The process of building a data product is an explicitly technical task, distinct from the mere activity of programming per se, or even developing a software product. Unlike an abstract computer program, a data product is implemented across real-world data infrastructure (comprising physical hardware such as servers for processing, storing and communicating data), and makes use of said infrastructure to transform and process the source data in a quantitative (rather than qualitative or cognitive) manner. Moreover, in several embodiments the source/ingested/input data used in the data product may itself comprise functional and/or technical data, including but not limited to sensor data, data from a control process (e.g., industrial control/SCADA), scientific data, or the like, further adding to the technical character of the data product and its build/deployment processes. Likewise, in several embodiments the data product may be configured to impose functional and/or technical constraints on data provided to data consumers in view of the nature of these consumers, who may for instance include consumers with technical limitations (size/memory constraints, etc.), control processes, or the like, further adding to the technical character of the data product and its build/deployment processes.

A data product may be a “standalone” data product (also referred to as a “simple” or “foundational” data product), such as data productillustrated in. A standalone data product may be self-contained, delivering a specific data-related output to meet one or more data consumer requirements. The input to a standalone data product may be external data (in files, a relational database, behind an API, or any number of other data sources) which is ingested/loaded, curated, or transformed in some way, and then made available for downstream data consumers. Typically, when considering foundational data products, the downstream data consumer may be an analytical data consumer producing e.g., business intelligence reports/dashboards, or may be a data scientist.

Alternatively, a data product may be a “composite” data product. A composite data product is a data product which is assembled from multiple other data products. The output of an “upstream” data product can be used as one of the inputs to a “downstream” data product. Composite data products may integrate diverse datasets, formats, or levels of detail to provide a unified and enriched output. This advantageously allows enterprise-level queries to be answered by enabling cross-functional, cross-domain collaboration while ensuring data governance. For example, sales data from a first data product, customer data from a second data product and marketing data from a third data product may be joined using a composite data product to provide a 360-degree customer view.
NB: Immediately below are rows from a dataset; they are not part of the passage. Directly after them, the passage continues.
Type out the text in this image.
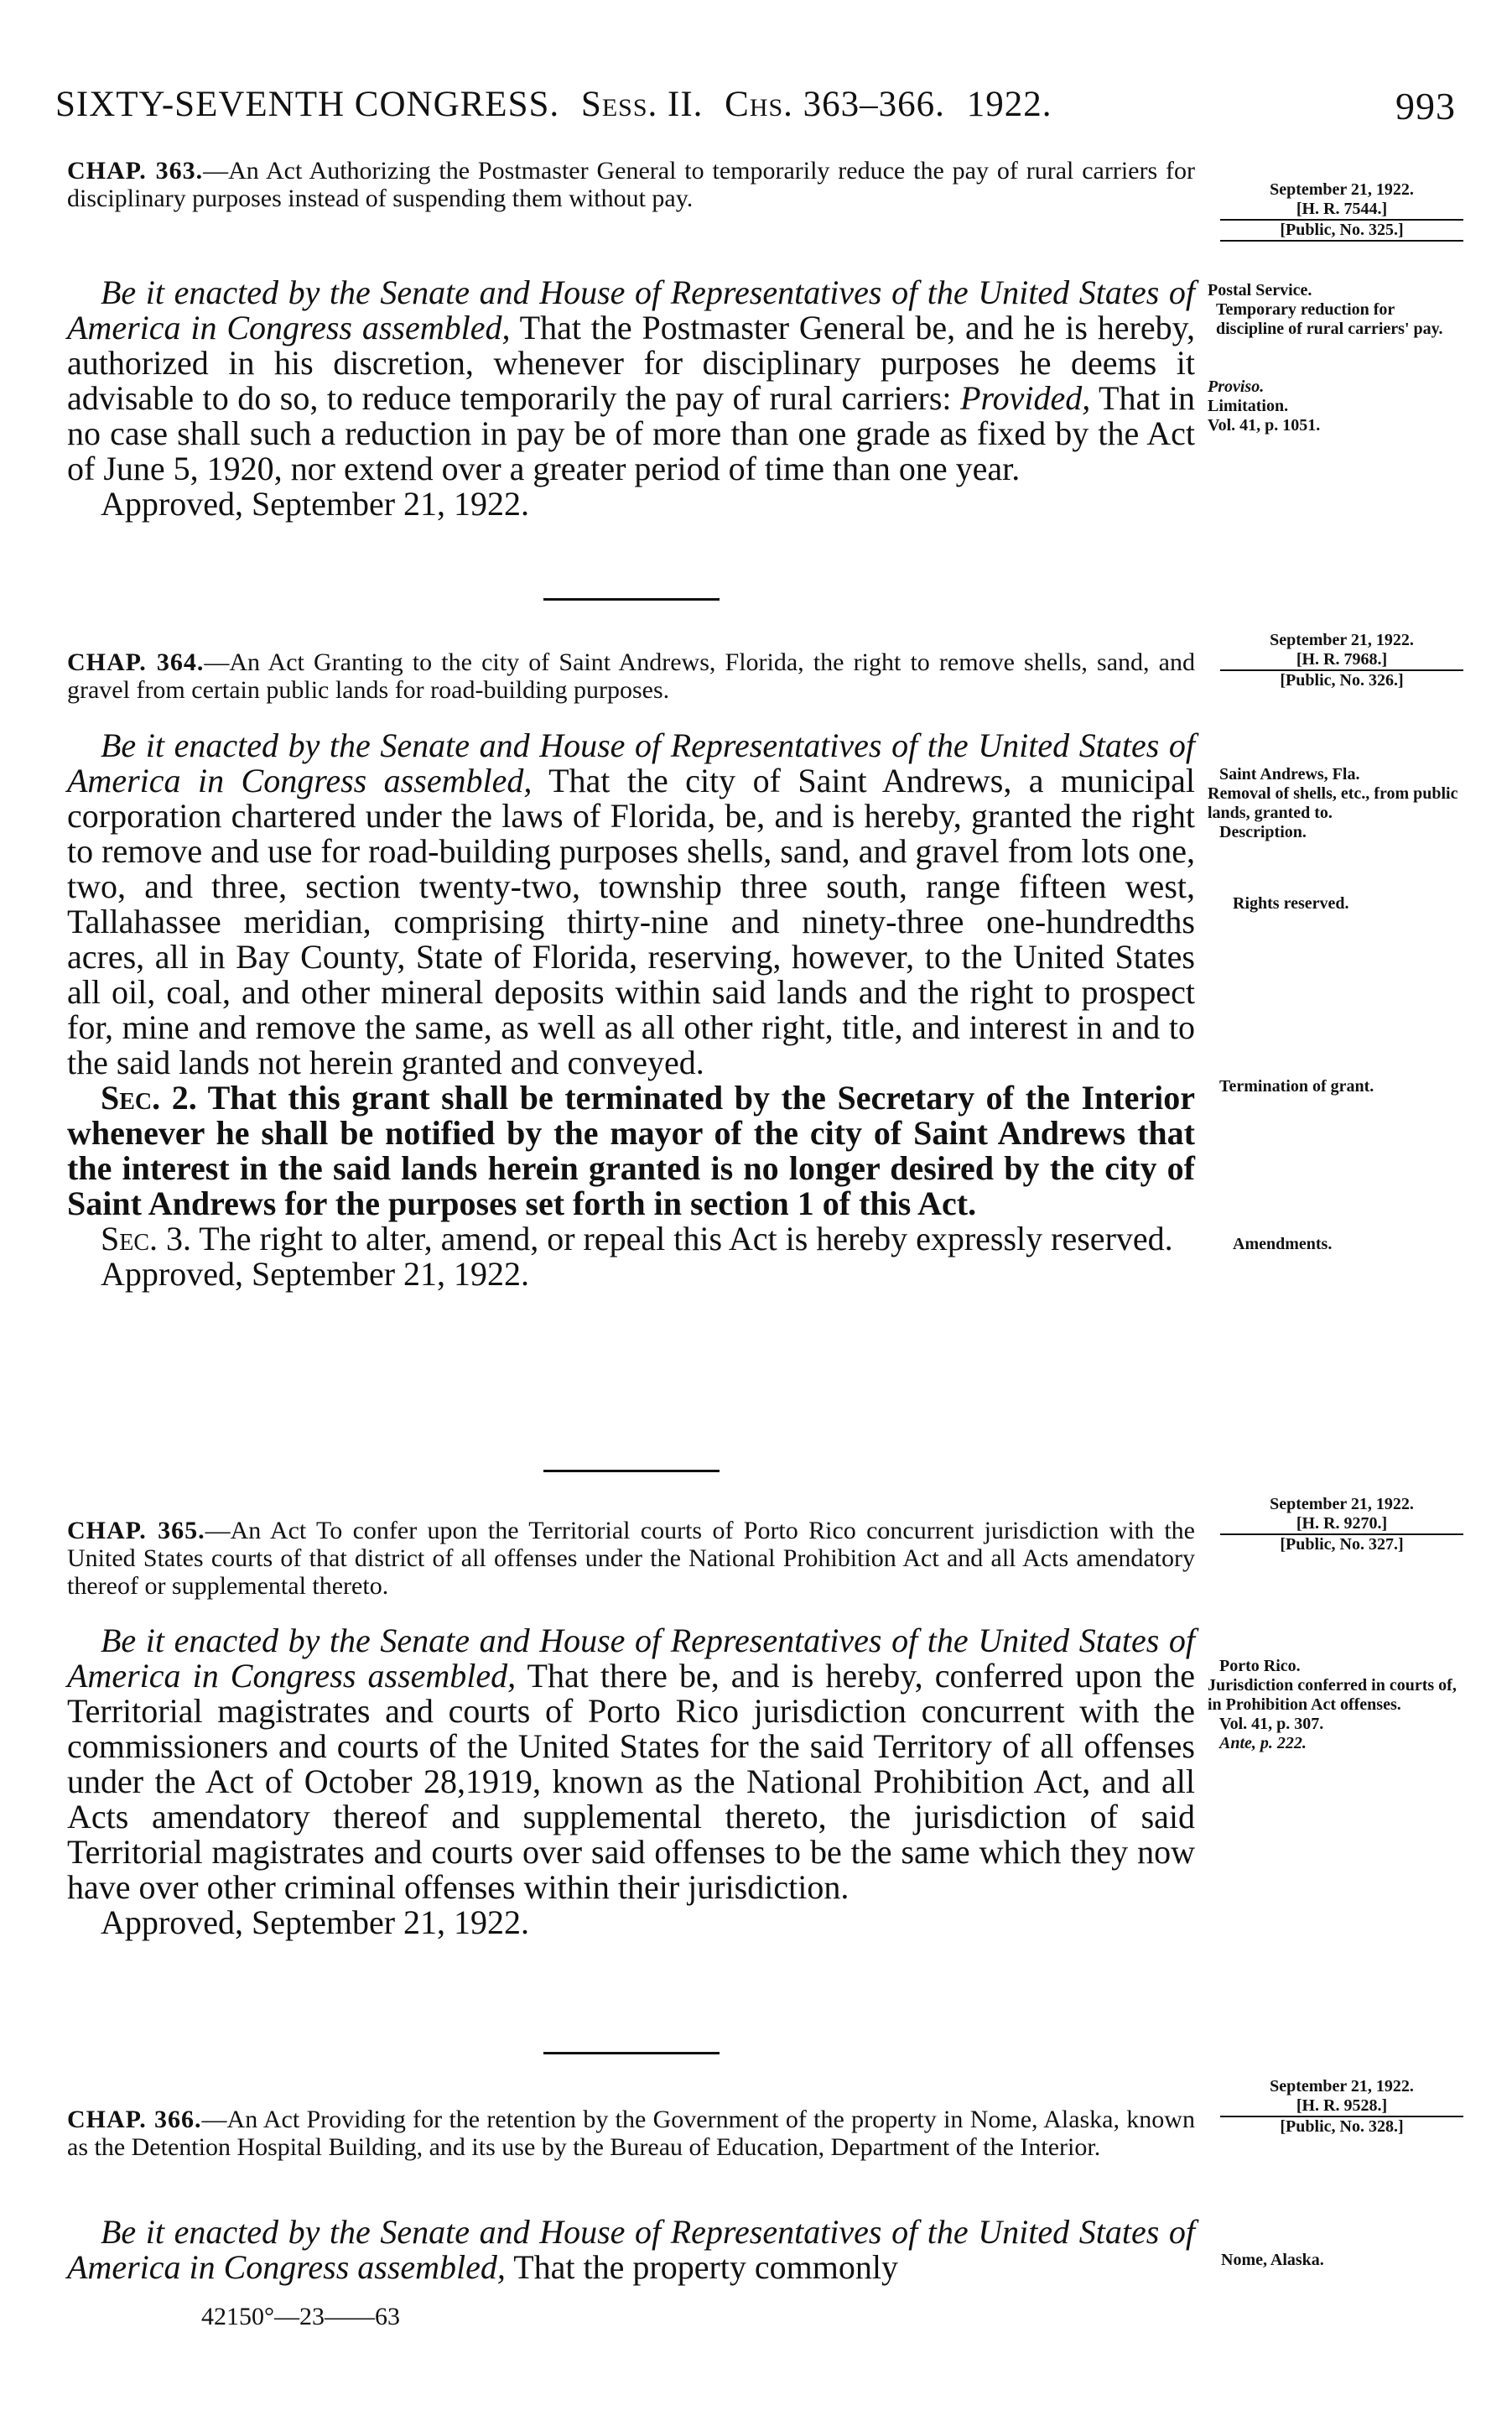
SIXTY-SEVENTH CONGRESS. Sess. II. Chs. 363–366. 1922.	993
September 21, 1922.
[H. R. 7544.]
[Public, No. 325.]
CHAP. 363.—An Act Authorizing the Postmaster General to temporarily reduce the pay of rural carriers for disciplinary purposes instead of suspending them without pay.

Be it enacted by the Senate and House of Representatives of the United States of America in Congress assembled, That the Postmaster General be, and he is hereby, authorized in his discretion, whenever for disciplinary purposes he deems it advisable to do so, to reduce temporarily the pay of rural carriers: Provided, That in no case shall such a reduction in pay be of more than one grade as fixed by the Act of June 5, 1920, nor extend over a greater period of time than one year.

Approved, September 21, 1922.
Postal Service.
Temporary reduction for discipline of rural carriers' pay.
Proviso.
Limitation.
Vol. 41, p. 1051.
September 21, 1922.
[H. R. 7968.]
[Public, No. 326.]
CHAP. 364.—An Act Granting to the city of Saint Andrews, Florida, the right to remove shells, sand, and gravel from certain public lands for road-building purposes.

Be it enacted by the Senate and House of Representatives of the United States of America in Congress assembled, That the city of Saint Andrews, a municipal corporation chartered under the laws of Florida, be, and is hereby, granted the right to remove and use for road-building purposes shells, sand, and gravel from lots one, two, and three, section twenty-two, township three south, range fifteen west, Tallahassee meridian, comprising thirty-nine and ninety-three one-hundredths acres, all in Bay County, State of Florida, reserving, however, to the United States all oil, coal, and other mineral deposits within said lands and the right to prospect for, mine and remove the same, as well as all other right, title, and interest in and to the said lands not herein granted and conveyed.

Sec. 2. That this grant shall be terminated by the Secretary of the Interior whenever he shall be notified by the mayor of the city of Saint Andrews that the interest in the said lands herein granted is no longer desired by the city of Saint Andrews for the purposes set forth in section 1 of this Act.

Sec. 3. The right to alter, amend, or repeal this Act is hereby expressly reserved.

Approved, September 21, 1922.
Saint Andrews, Fla.
Removal of shells, etc., from public lands, granted to.
Description.
Rights reserved.
Termination of grant.
Amendments.
September 21, 1922.
[H. R. 9270.]
[Public, No. 327.]
CHAP. 365.—An Act To confer upon the Territorial courts of Porto Rico concurrent jurisdiction with the United States courts of that district of all offenses under the National Prohibition Act and all Acts amendatory thereof or supplemental thereto.

Be it enacted by the Senate and House of Representatives of the United States of America in Congress assembled, That there be, and is hereby, conferred upon the Territorial magistrates and courts of Porto Rico jurisdiction concurrent with the commissioners and courts of the United States for the said Territory of all offenses under the Act of October 28,1919, known as the National Prohibition Act, and all Acts amendatory thereof and supplemental thereto, the jurisdiction of said Territorial magistrates and courts over said offenses to be the same which they now have over other criminal offenses within their jurisdiction.

Approved, September 21, 1922.
Porto Rico.
Jurisdiction conferred in courts of, in Prohibition Act offenses.
Vol. 41, p. 307.
Ante, p. 222.
September 21, 1922.
[H. R. 9528.]
[Public, No. 328.]
CHAP. 366.—An Act Providing for the retention by the Government of the property in Nome, Alaska, known as the Detention Hospital Building, and its use by the Bureau of Education, Department of the Interior.

Be it enacted by the Senate and House of Representatives of the United States of America in Congress assembled, That the property commonly	Nome, Alaska.
42150°—23——63
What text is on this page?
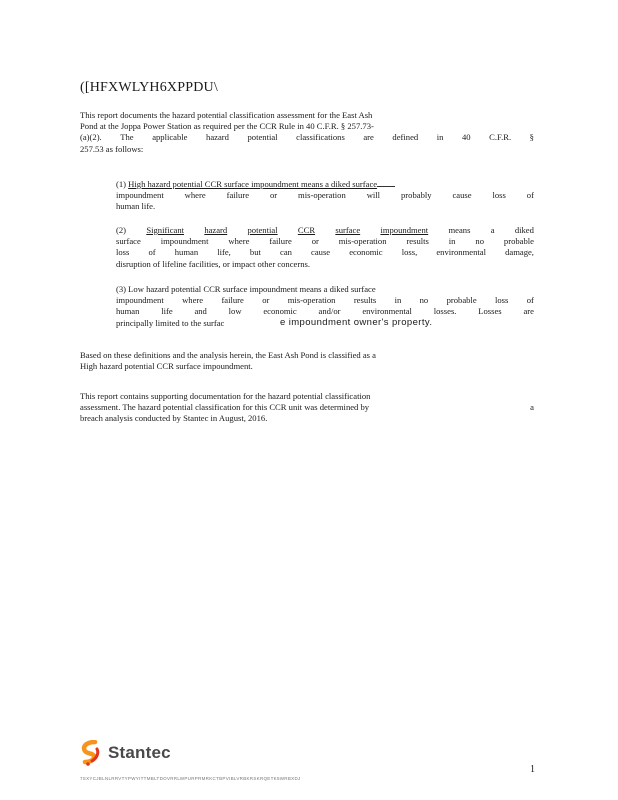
([HFXWLYH6XPPDU\
This report documents the hazard potential classification assessment for the East Ash
Pond at the Joppa Power Station as required per the CCR Rule in 40 C.F.R. § 257.73-
(a)(2). The applicable hazard potential classifications are defined in 40 C.F.R. §
257.53 as follows:
(1) High hazard potential CCR surface impoundment means a diked surface
impoundment where failure or mis-operation will probably cause loss of
human life.
(2) Significant hazard potential CCR surface impoundment means a diked
surface impoundment where failure or mis-operation results in no probable
loss of human life, but can cause economic loss, environmental damage,
disruption of lifeline facilities, or impact other concerns.
(3) Low hazard potential CCR surface impoundment means a diked surface
impoundment where failure or mis-operation results in no probable loss of
human	life	and	low	economic	and/or	environmental	losses.	Losses	are
principally limited to the surfac	e impoundment owner's property.
Based on these definitions and the analysis herein, the East Ash Pond is classified as a
High hazard potential CCR surface impoundment.
This report contains supporting documentation for the hazard potential classification
assessment. The hazard potential classification for this CCR unit was determined by	a
breach analysis conducted by Stantec in August, 2016.
Stantec
7SXYCJBLNLRRVTYPWYITTMBLTDOVRRLWPURPRMRKCTBPVIBLVRBKRSKRQETK5WRBXDJ
1
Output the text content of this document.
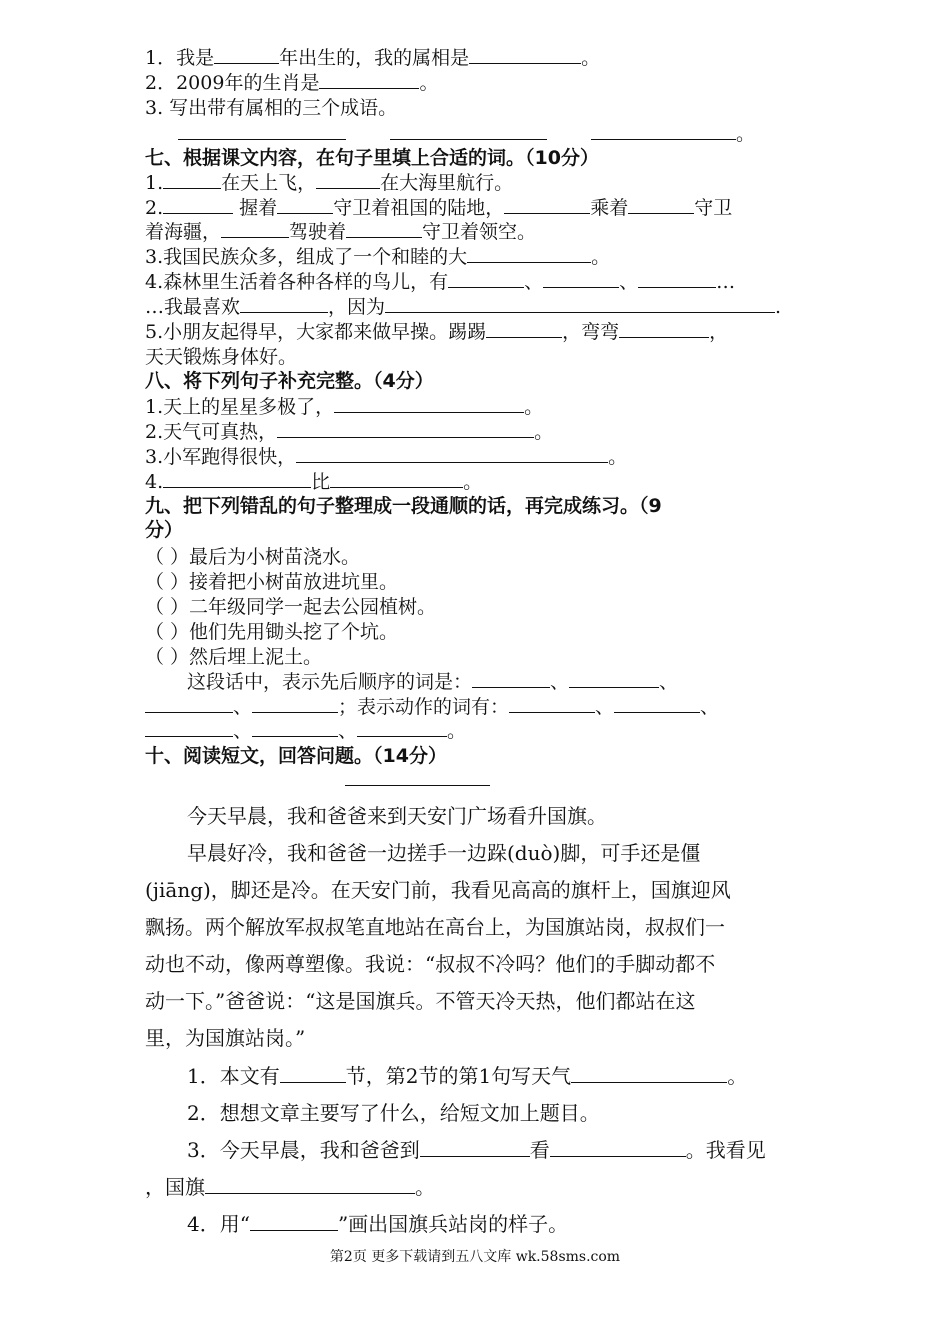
1．我是	年出生的，我的属相是	。
2．2009年的生肖是	。
3. 写出带有属相的三个成语。
。
七、根据课文内容，在句子里填上合适的词。（10分）
1.	在天上飞，	在大海里航行。
2.	握着	守卫着祖国的陆地，	乘着	守卫
着海疆，	驾驶着	守卫着领空。
3.我国民族众多，组成了一个和睦的大	。
4.森林里生活着各种各样的鸟儿，有	、	、	…
…我最喜欢	，因为	.
5.小朋友起得早，大家都来做早操。踢踢	，弯弯	，
天天锻炼身体好。
八、将下列句子补充完整。（4分）
1.天上的星星多极了，	。
2.天气可真热，	。
3.小军跑得很快，	。
4.	比	。
九、把下列错乱的句子整理成一段通顺的话，再完成练习。（9
分）
（ ）最后为小树苗浇水。
（ ）接着把小树苗放进坑里。
（ ）二年级同学一起去公园植树。
（ ）他们先用锄头挖了个坑。
（ ）然后埋上泥土。
这段话中，表示先后顺序的词是：	、	、
、	；表示动作的词有：	、	、
、	、	。
十、阅读短文，回答问题。（14分）
今天早晨，我和爸爸来到天安门广场看升国旗。
早晨好冷，我和爸爸一边搓手一边跺(duò)脚，可手还是僵
(jiāng)，脚还是冷。在天安门前，我看见高高的旗杆上，国旗迎风
飘扬。两个解放军叔叔笔直地站在高台上，为国旗站岗，叔叔们一
动也不动，像两尊塑像。我说：“叔叔不冷吗？他们的手脚动都不
动一下。”爸爸说：“这是国旗兵。不管天冷天热，他们都站在这
里，为国旗站岗。”
1．本文有	节，第2节的第1句写天气	。
2．想想文章主要写了什么，给短文加上题目。
3．今天早晨，我和爸爸到	看	。我看见
，国旗	。
4．用“	”画出国旗兵站岗的样子。
第2页 更多下载请到五八文库 wk.58sms.com
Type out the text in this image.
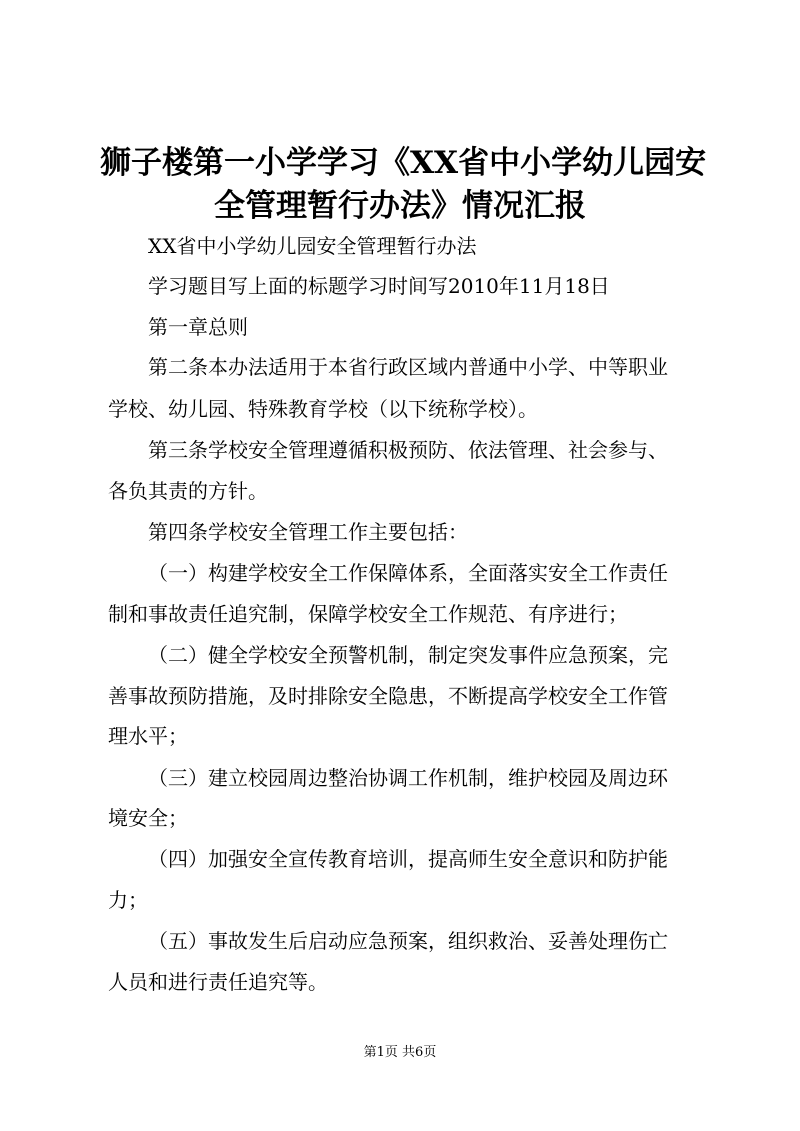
狮子楼第一小学学习《XX省中小学幼儿园安
全管理暂行办法》情况汇报

XX省中小学幼儿园安全管理暂行办法

学习题目写上面的标题学习时间写2010年11月18日

第一章总则

第二条本办法适用于本省行政区域内普通中小学、中等职业

学校、幼儿园、特殊教育学校（以下统称学校）。

第三条学校安全管理遵循积极预防、依法管理、社会参与、

各负其责的方针。

第四条学校安全管理工作主要包括：

（一）构建学校安全工作保障体系，全面落实安全工作责任

制和事故责任追究制，保障学校安全工作规范、有序进行；

（二）健全学校安全预警机制，制定突发事件应急预案，完

善事故预防措施，及时排除安全隐患，不断提高学校安全工作管

理水平；

（三）建立校园周边整治协调工作机制，维护校园及周边环

境安全；

（四）加强安全宣传教育培训，提高师生安全意识和防护能

力；

（五）事故发生后启动应急预案，组织救治、妥善处理伤亡

人员和进行责任追究等。

第1页 共6页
A data product definition, also known as a data product specification, may comprise a file, a collection of files, a database, an in-memory data structure, or the like, outlining the data product's characteristics, functionality, and requirements. The data product definition may be delivered from an API endpoint and/or from a data product registry. The data product definition is preferably a comprehensive document that provides clear instructions and guidelines for building and implementing the data product. The data product definition may include all of the properties necessary to build the data product, for example including (but not limited to) a data product name, a data product description, a data product version, input ports for the data product, output ports for the data product, SLIs and SLOs, and so forth. The data product definition may optionally include rules specifying when and/or how particular jobs or pipelines should be triggered.